3 cups or 375 g all-purpose flour, plus more as needed
1 1/4 teaspoons salt
1/4 teaspoon instant yeast
1 1/2 cup water
Cornmeal, wheat bran or extra flour

Mix the flour, salt and yeast in a bowl. Stir in water to blend. What you’ll have is a wet, shaggy, sticky dough, but not so wet as to be batter. Cover the bowl with a tea towel and let it rest in a warm place for at least 12 hours, and up to 24 hours. It’s ready for the next step when the surface is dotted with bubbles.
Flour a work surface and dump the dough out onto it. Sprinkle over a little more flour and fold it once or twice. Cover with the tea towel and let rest 15 minutes.
Using only enough flour to keep the dough from sticking to your fingers, shape the dough into a ball. Coat a cotton towel with cornmeal, wheat bran or flour and lay the dough on it, seam-side down. Dust with more cornmeal, wheat bran or flour. (You need quite a lot because you want to be sure the dough doesn’t stick to the towel). Cover and let rise for about 2 hours. When ready, the dough will be more than double in size.

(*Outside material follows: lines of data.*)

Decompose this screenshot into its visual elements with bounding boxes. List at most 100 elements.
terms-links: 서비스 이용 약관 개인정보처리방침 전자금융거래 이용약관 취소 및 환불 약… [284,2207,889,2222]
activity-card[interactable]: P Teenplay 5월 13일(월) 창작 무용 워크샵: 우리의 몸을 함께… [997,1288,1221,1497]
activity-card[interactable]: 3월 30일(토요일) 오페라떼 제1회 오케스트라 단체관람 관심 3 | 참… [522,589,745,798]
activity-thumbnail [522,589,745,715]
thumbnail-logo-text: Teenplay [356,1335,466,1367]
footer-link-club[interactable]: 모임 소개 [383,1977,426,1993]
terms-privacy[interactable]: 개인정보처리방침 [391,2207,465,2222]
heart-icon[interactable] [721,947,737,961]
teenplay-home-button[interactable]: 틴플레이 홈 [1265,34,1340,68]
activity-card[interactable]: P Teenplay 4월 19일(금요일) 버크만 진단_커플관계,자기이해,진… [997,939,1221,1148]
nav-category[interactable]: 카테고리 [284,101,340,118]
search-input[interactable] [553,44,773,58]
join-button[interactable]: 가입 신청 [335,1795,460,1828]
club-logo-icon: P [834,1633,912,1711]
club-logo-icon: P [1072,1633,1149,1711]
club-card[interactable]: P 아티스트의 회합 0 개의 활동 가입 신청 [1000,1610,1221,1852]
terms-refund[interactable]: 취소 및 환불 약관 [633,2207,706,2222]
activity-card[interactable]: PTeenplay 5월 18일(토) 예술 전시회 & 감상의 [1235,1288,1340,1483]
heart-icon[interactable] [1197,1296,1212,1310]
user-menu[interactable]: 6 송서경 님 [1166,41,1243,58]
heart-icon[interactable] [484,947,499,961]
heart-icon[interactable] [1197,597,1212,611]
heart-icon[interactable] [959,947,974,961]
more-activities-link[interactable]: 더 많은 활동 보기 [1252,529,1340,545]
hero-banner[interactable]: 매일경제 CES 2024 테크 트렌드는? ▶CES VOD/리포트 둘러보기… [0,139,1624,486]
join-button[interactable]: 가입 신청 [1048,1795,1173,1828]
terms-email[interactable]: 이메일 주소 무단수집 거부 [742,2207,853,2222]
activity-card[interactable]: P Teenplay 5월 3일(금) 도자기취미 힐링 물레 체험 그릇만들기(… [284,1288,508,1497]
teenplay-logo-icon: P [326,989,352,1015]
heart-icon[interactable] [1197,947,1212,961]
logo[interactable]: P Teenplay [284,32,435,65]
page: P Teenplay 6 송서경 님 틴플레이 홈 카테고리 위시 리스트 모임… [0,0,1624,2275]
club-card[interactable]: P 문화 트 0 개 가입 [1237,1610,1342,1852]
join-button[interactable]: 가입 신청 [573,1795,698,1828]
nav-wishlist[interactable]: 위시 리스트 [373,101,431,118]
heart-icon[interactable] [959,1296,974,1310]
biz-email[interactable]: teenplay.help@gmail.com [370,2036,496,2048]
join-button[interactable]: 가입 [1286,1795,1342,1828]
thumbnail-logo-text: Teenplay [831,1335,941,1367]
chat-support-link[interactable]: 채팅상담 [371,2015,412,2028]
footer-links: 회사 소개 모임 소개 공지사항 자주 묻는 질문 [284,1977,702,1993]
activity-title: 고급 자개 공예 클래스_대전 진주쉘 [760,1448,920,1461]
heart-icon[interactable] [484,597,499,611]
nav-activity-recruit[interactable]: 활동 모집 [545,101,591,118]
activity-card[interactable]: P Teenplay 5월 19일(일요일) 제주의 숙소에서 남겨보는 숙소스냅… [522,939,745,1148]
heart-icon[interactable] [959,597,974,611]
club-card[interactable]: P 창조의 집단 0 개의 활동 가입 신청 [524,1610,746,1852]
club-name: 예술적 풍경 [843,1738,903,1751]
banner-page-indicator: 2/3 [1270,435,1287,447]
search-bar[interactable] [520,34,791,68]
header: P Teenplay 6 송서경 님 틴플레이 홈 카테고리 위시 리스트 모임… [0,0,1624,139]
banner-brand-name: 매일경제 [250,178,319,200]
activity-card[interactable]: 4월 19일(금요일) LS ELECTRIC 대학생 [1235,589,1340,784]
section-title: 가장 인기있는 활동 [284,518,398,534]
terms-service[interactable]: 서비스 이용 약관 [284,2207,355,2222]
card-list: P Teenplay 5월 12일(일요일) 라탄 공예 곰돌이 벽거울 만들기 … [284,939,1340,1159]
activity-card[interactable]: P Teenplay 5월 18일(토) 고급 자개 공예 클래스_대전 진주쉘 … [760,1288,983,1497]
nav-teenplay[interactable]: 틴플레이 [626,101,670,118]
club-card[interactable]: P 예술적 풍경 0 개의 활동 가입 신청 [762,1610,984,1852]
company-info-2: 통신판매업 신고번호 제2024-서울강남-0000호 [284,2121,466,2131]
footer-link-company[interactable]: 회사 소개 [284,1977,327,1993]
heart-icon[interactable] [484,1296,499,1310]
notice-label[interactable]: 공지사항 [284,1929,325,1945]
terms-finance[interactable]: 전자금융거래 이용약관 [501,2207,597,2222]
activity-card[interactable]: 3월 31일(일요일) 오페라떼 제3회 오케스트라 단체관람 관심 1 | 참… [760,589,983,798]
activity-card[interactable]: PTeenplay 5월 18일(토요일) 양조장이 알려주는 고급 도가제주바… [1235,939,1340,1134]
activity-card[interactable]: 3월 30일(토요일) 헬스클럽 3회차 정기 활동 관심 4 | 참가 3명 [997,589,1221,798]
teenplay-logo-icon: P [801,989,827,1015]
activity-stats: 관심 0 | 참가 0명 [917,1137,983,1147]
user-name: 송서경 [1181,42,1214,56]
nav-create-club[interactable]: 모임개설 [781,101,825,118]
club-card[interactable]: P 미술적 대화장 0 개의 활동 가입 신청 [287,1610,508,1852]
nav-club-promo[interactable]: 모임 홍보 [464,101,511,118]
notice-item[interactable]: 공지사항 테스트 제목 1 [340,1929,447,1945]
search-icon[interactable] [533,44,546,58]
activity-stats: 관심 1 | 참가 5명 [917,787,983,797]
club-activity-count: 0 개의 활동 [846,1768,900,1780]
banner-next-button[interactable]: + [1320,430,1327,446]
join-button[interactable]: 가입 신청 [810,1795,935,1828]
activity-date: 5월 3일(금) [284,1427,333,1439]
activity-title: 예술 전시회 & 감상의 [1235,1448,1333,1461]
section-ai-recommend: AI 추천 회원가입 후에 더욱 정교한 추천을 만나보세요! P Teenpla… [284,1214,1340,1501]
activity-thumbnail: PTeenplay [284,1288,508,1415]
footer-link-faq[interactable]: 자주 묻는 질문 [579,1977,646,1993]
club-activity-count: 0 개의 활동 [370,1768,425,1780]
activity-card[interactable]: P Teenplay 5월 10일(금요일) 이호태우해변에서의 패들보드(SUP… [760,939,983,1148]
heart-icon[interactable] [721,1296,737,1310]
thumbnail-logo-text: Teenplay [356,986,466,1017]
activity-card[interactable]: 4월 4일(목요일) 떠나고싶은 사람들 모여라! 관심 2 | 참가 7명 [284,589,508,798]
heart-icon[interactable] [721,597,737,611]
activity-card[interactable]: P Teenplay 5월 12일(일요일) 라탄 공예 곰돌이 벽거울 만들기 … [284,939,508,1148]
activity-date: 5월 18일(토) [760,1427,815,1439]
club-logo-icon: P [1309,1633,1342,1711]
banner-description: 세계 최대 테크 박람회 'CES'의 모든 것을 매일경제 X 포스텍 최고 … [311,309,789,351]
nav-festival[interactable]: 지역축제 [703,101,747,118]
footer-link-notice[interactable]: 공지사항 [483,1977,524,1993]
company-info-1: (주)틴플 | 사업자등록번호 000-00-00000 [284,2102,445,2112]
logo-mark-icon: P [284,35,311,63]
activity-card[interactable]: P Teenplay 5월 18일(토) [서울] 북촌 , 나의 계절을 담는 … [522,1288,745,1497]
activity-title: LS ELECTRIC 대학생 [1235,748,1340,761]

Half an hour before the dough is ready, preheat the oven to 450 degrees F/230 degrees C. Put a 2-liter cast-iron pot or Dutch oven (cocotte) inside to heat.
When the dough is ready, remove the pot from the oven and turn the dough into it, seam-side up. (It will look messy, but this is OK.) Shake the pot to settle the bread evenly. Cover with the lid and bake for 30 minutes. Remove the lid and bake until the loaf is nicely browned, another 15 to 30 minutes. Cool on a rack.